He calls me. It is so nice to hear his voice. He is very excited about his trip. First he is going to view some flats as he wants to move before Christmas. After Christmas, at work, he gets too busy from January until March and March will be too late. He has decided that he will choose a flat by the end of today.
I want to say ‘Move in with me!’ I don’t, of course. I am being patient and, anyway, he would not.
I tell him of my plan to speak Italian next time we are together. He likes that, he says and I can tell that it is true. Well, we can try, anyway. I knew he would like it and it’s a little thing I can do. But, of course, it’s a big thing really. Well, big for me, that is.

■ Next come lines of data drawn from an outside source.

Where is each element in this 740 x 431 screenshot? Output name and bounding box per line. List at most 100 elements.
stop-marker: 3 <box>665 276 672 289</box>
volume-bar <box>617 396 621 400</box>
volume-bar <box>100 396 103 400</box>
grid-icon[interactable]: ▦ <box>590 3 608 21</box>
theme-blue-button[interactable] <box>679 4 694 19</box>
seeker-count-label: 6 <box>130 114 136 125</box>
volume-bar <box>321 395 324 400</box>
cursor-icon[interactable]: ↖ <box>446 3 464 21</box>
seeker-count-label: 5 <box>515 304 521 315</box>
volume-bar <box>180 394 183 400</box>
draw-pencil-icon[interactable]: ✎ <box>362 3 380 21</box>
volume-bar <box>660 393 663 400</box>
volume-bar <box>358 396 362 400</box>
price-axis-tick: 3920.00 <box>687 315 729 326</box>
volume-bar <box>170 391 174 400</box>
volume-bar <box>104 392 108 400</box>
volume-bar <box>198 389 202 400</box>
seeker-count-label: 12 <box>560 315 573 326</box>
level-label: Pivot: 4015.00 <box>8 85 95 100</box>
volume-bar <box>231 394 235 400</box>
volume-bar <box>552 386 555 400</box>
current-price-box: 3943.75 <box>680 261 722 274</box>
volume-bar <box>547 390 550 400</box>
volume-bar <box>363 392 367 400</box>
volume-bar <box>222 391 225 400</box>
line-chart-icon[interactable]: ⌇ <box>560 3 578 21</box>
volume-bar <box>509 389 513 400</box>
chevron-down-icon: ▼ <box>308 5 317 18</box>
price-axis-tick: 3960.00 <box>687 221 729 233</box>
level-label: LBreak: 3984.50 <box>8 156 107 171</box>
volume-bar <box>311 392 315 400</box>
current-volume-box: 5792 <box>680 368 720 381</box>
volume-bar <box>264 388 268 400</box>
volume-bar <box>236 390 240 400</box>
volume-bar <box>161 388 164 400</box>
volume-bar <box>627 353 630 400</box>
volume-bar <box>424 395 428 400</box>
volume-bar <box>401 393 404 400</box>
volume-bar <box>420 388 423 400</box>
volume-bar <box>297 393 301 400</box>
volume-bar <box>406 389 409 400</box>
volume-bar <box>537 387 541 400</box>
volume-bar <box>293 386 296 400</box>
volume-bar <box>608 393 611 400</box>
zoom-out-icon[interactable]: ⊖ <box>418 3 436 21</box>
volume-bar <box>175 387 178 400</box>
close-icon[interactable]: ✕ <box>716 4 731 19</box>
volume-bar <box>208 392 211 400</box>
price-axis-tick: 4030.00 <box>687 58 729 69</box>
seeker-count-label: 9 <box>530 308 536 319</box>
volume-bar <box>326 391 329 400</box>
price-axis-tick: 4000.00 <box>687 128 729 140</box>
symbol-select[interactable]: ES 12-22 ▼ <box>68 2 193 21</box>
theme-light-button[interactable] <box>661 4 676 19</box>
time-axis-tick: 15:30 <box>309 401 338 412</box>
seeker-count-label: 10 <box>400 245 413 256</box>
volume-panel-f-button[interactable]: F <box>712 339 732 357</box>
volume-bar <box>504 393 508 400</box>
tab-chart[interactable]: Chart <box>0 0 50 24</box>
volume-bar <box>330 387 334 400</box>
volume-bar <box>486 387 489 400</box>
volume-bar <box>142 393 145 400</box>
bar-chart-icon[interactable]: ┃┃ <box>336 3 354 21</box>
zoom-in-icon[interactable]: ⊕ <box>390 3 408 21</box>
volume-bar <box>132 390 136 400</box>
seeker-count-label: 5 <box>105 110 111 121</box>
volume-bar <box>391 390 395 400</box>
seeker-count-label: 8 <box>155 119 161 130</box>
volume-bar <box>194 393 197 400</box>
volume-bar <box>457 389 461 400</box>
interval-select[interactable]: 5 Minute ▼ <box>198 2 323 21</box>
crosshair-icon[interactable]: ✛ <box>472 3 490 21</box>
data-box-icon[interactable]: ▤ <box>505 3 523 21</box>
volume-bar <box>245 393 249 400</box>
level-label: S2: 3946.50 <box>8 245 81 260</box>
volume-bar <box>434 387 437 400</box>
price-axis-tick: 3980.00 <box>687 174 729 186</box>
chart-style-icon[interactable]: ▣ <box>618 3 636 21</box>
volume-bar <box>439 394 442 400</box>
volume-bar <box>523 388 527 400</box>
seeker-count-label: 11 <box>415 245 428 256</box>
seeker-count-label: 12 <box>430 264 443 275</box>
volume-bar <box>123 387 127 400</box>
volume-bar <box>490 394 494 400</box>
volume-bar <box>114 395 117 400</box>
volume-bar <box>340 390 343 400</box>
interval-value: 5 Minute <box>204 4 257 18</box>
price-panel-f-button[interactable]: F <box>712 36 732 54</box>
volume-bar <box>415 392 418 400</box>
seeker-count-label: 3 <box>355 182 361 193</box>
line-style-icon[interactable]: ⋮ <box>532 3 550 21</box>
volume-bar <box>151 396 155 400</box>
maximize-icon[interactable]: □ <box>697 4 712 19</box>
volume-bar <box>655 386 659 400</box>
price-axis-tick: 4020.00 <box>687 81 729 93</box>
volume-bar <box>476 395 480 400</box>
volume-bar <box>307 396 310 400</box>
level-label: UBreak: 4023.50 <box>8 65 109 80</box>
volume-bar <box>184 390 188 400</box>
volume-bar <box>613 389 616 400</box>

He flies out at 6 something. I want to go to the airport to see him off but I won’t. And yet, I wonder, it’s these little impulsive things that I am good at and holding myself back like this may not be the right thing. I don’t know. I don’t really know how to handle it now that we are this much older.
He will phone me later. I think he feels the same thing as I do only different. He sent me pictures with his email. One of them is particularly good. I would post it but I can’t – you know that.
I open it up to send to FfI. I notice an uncanny resemblance to Karl! I wonder why that is, if it’s some sort of in-built thing. I remember the Weasel from that dinner – and again, it’s the same type of face. Hmm. And it’s not because they look like Karl, I know that, it’s just that they all look similar and they’re all the ones I have fallen for. It’s a strange world.